William Hill boss talks UK growth, M&A and product roadmap
Philip Bowcock hails operator’s “encouraging” H1 performance and says Triennial Review makes any major transaction unlikely for the foreseeable future


William Hill reported a slightly better than expected set of H1 results yesterday, with double-digit gaming growth the driving force behind a 5% year-on-year rise in Online revenues.
And the reaction from analysts was relatively positive too. Numis, for example, described the results as robust, while Peel Hunt said Hills had demonstrated “improved momentum in the business”.
EGR Intel caught up with William Hill’s CEO, Philip Bowcock, to discuss the results in more detail and how he plans to build on the operator’s current momentum.
EGR Intel: How would you sum up William Hill’s H1 performance?
PB: It was a positive performance overall with continued progress against the priorities that we clearly set out and top-line growth across all divisions. Group revenues were up and although profit was broadly flat, that was really at the top end of market expectations. So overall we are very comfortable. If you look at Online, we saw good growth in sports wagering, which was up double-digits, the UK was up 15% before the Euro comparison and gaming revenue was up 10%.

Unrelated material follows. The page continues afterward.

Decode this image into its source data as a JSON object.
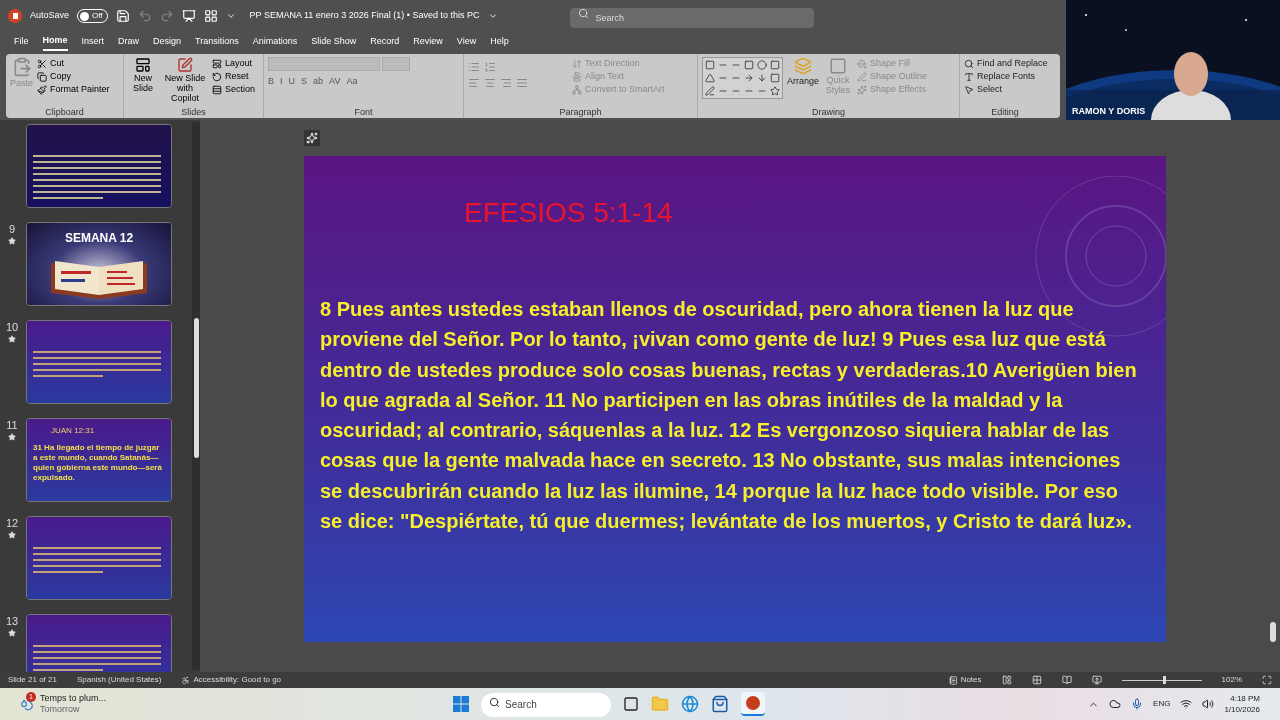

So the underlying performance is encouraging and we are well-placed for H2 with the start of the football season in the UK and Europe. We’ve also got a couple of big boxing matches coming up and that gives us a real momentum not just for H2, but also running into the World Cup year of 2018. That positive momentum and confidence is shown in the board’s decision to increase the dividend by 4%. It’s a solid position to be in.
EGR Intel: How would you sum up your time at William Hill so far and the mark you’ve made on the business?

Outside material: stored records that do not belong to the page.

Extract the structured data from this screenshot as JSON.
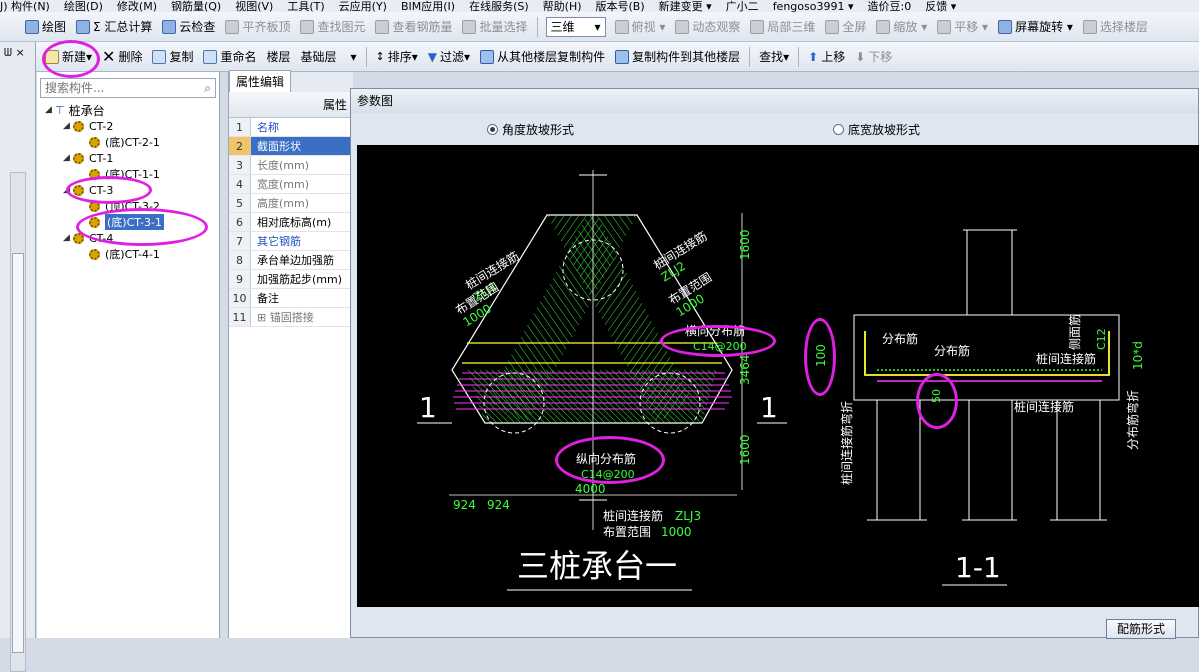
{
  "menubar": {
    "items": [
      "J) 构件(N)",
      "绘图(D)",
      "修改(M)",
      "钢筋量(Q)",
      "视图(V)",
      "工具(T)",
      "云应用(Y)",
      "BIM应用(I)",
      "在线服务(S)",
      "帮助(H)",
      "版本号(B)",
      "新建变更 ▾",
      "广小二",
      "fengoso3991 ▾",
      "造价豆:0",
      "反馈 ▾"
    ]
  },
  "toolbar1": {
    "items": [
      {
        "label": "绘图",
        "icon": "draw-icon",
        "disabled": false
      },
      {
        "label": "Σ 汇总计算",
        "icon": "sum-icon",
        "disabled": false
      },
      {
        "label": "云检查",
        "icon": "cloud-check-icon",
        "disabled": false
      },
      {
        "label": "平齐板顶",
        "icon": "align-top-icon",
        "disabled": true
      },
      {
        "label": "查找图元",
        "icon": "find-element-icon",
        "disabled": true
      },
      {
        "label": "查看钢筋量",
        "icon": "view-rebar-icon",
        "disabled": true
      },
      {
        "label": "批量选择",
        "icon": "batch-select-icon",
        "disabled": true
      }
    ],
    "view_combo": "三维",
    "items2": [
      {
        "label": "俯视 ▾",
        "icon": "top-view-icon",
        "disabled": true
      },
      {
        "label": "动态观察",
        "icon": "orbit-icon",
        "disabled": true
      },
      {
        "label": "局部三维",
        "icon": "local-3d-icon",
        "disabled": true
      },
      {
        "label": "全屏",
        "icon": "fullscreen-icon",
        "disabled": true
      },
      {
        "label": "缩放 ▾",
        "icon": "zoom-icon",
        "disabled": true
      },
      {
        "label": "平移 ▾",
        "icon": "pan-icon",
        "disabled": true
      },
      {
        "label": "屏幕旋转 ▾",
        "icon": "rotate-screen-icon",
        "disabled": false
      },
      {
        "label": "选择楼层",
        "icon": "select-floor-icon",
        "disabled": true
      }
    ]
  },
  "toolbar2": {
    "new_label": "新建▾",
    "delete_label": "删除",
    "copy_label": "复制",
    "rename_label": "重命名",
    "floor_label": "楼层",
    "floor_value": "基础层",
    "sort_label": "排序▾",
    "filter_label": "过滤▾",
    "copy_from_label": "从其他楼层复制构件",
    "copy_to_label": "复制构件到其他楼层",
    "find_label": "查找▾",
    "up_label": "上移",
    "down_label": "下移"
  },
  "tree": {
    "search_placeholder": "搜索构件...",
    "root": "桩承台",
    "nodes": [
      {
        "label": "CT-2",
        "level": 1,
        "selected": false
      },
      {
        "label": "(底)CT-2-1",
        "level": 2,
        "selected": false
      },
      {
        "label": "CT-1",
        "level": 1,
        "selected": false
      },
      {
        "label": "(底)CT-1-1",
        "level": 2,
        "selected": false
      },
      {
        "label": "CT-3",
        "level": 1,
        "selected": false
      },
      {
        "label": "(顶)CT-3-2",
        "level": 2,
        "selected": false
      },
      {
        "label": "(底)CT-3-1",
        "level": 2,
        "selected": true
      },
      {
        "label": "CT-4",
        "level": 1,
        "selected": false
      },
      {
        "label": "(底)CT-4-1",
        "level": 2,
        "selected": false
      }
    ]
  },
  "props": {
    "tab": "属性编辑",
    "header": "属性",
    "rows": [
      {
        "num": "1",
        "name": "名称",
        "style": "blue"
      },
      {
        "num": "2",
        "name": "截面形状",
        "style": "sel"
      },
      {
        "num": "3",
        "name": "长度(mm)",
        "style": "gray"
      },
      {
        "num": "4",
        "name": "宽度(mm)",
        "style": "gray"
      },
      {
        "num": "5",
        "name": "高度(mm)",
        "style": "gray"
      },
      {
        "num": "6",
        "name": "相对底标高(m)",
        "style": ""
      },
      {
        "num": "7",
        "name": "其它钢筋",
        "style": "blue"
      },
      {
        "num": "8",
        "name": "承台单边加强筋",
        "style": ""
      },
      {
        "num": "9",
        "name": "加强筋起步(mm)",
        "style": ""
      },
      {
        "num": "10",
        "name": "备注",
        "style": ""
      },
      {
        "num": "11",
        "name": "⊞ 锚固搭接",
        "style": "gray"
      }
    ]
  },
  "dialog": {
    "title": "参数图",
    "radio_angle": "角度放坡形式",
    "radio_width": "底宽放坡形式",
    "config_button": "配筋形式"
  },
  "drawing": {
    "plan_title": "三桩承台一",
    "section_title": "1-1",
    "section_mark": "1",
    "dim_1600": "1600",
    "dim_3464": "3464",
    "dim_4000": "4000",
    "dim_924": "924",
    "label_zlj1": "ZLJ1",
    "label_zlj2": "ZLJ2",
    "label_zlj3": "ZLJ3",
    "label_pile_link": "桩间连接筋",
    "label_range": "布置范围",
    "label_range_val": "1000",
    "label_hdist": "横向分布筋",
    "label_hdist_val": "C14@200",
    "label_vdist": "纵向分布筋",
    "label_vdist_val": "C14@200",
    "sec_dist": "分布筋",
    "sec_side": "侧面筋",
    "sec_link": "桩间连接筋",
    "sec_100": "100",
    "sec_50": "50",
    "sec_10d": "10*d",
    "sec_side_val": "C12",
    "sec_bend_left": "桩间连接筋弯折",
    "sec_bend_right": "分布筋弯折"
  },
  "colors": {
    "rebar_green": "#39ff39",
    "rebar_yellow": "#ffff33",
    "rebar_magenta": "#ff33ff",
    "line_white": "#ffffff",
    "annotation": "#e020e0"
  }
}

PB: I think it’s about focus and being focused on the basics. A great example would be the cashier, which we redesigned for the first time in four years and it’s making sure that we have that continuous improvement and we get the momentum going. Again, I think it’s just about giving people that clear focus.
EGR Intel: Were you happy to see a positive reaction to the results and the share price jump?
PB: It’s always nice to see it shoot up and I think the reason is because of that underlying momentum in the online business more than anything else. It’s those numbers of amounts wagered up 15% and the 10% growth in gaming. Those sort of numbers will lead to the types of reaction in the share price you have seen.
EGR Intel: You claim to now be growing at market or above the UK market. Can you keep this momentum going?
PB: That’s not come about through any one thing but through a whole plethora of initiatives that the guys across the business have put in. It’s everything from the launch of #YourOdds through to bet navigation across the sportsbook, through to improved login processes, age verification processes, password resets and better cashiers. The whole customer experience piece of the UX has improved. I think the most important thing for me is that we’ve still got plenty of things to do. It’s not like we look at a list of initiatives we want to do and say ‘crikey, we’ve got to the end of it’. There is still an awful lot of things we can do and we just need to continue to drive through those.
EGR Intel: Do you think there will be more consolidation in the UK market going forward and does William Hill have plans to get involved?
PB: All I will say is we are focusing on our business because we’ve still got a lot of work to do around product and customers experience, and we will continue to do that. In any industry, where there are significant synergies to be taken by putting two organisations together, there is always going to be an opportunity for M&A. But at the moment I don’t see it on the immediate horizon. I think it is difficult for any deal to take place before the Triennial Review and I would imagine that is why M&A has cooled down.
EGR Intel: How have you managed to record such strong growth in gaming?
PB: It’s about turning the whole gaming experience round and making sure our customers are experiencing not just one game but they are experiencing more than one game. Cross-sell has also been a big area of focus. We’ve now got a single wallet across all of our gaming verticals, which has clearly helped; so we’re not just focused on cross-selling within the gaming verticals but cross-sell from sports into gaming and vice versa.
EGR Intel: What’s the product roadmap going forward and when will the front-end roll out be completed?
PB: We’ve got a number of things in the pipeline. Desktop is available to new users, so people can start to use it. And what we are doing is slowly migrating people across and we will continue to do that. You have to be very careful though because there are clearly a significant number of users who have got used to the desktop product, really like it and we don’t want to annoy them. Often when you go on a new website and it says ‘do you want to try our new website’, you just stick with the one you’ve got.
EGR Intel: Finally, what are the plans for Australia moving forward?
PB: We’ve got a product-led focus there and we think we’ve got one of the best, if not the best, products around. Clearly there are some headwinds around regulation with credit betting and Point of Consumption tax, but we are going to monitor the situation closely and make sure we can adapt as we see fit. Some of the things we have done include Price Pump, which is the ability for people to enhance their bet, we’ve done a new rewards programme and refer a friend-type promotions. So we’ve done a number of things there that have really helped increase revenue per active customer.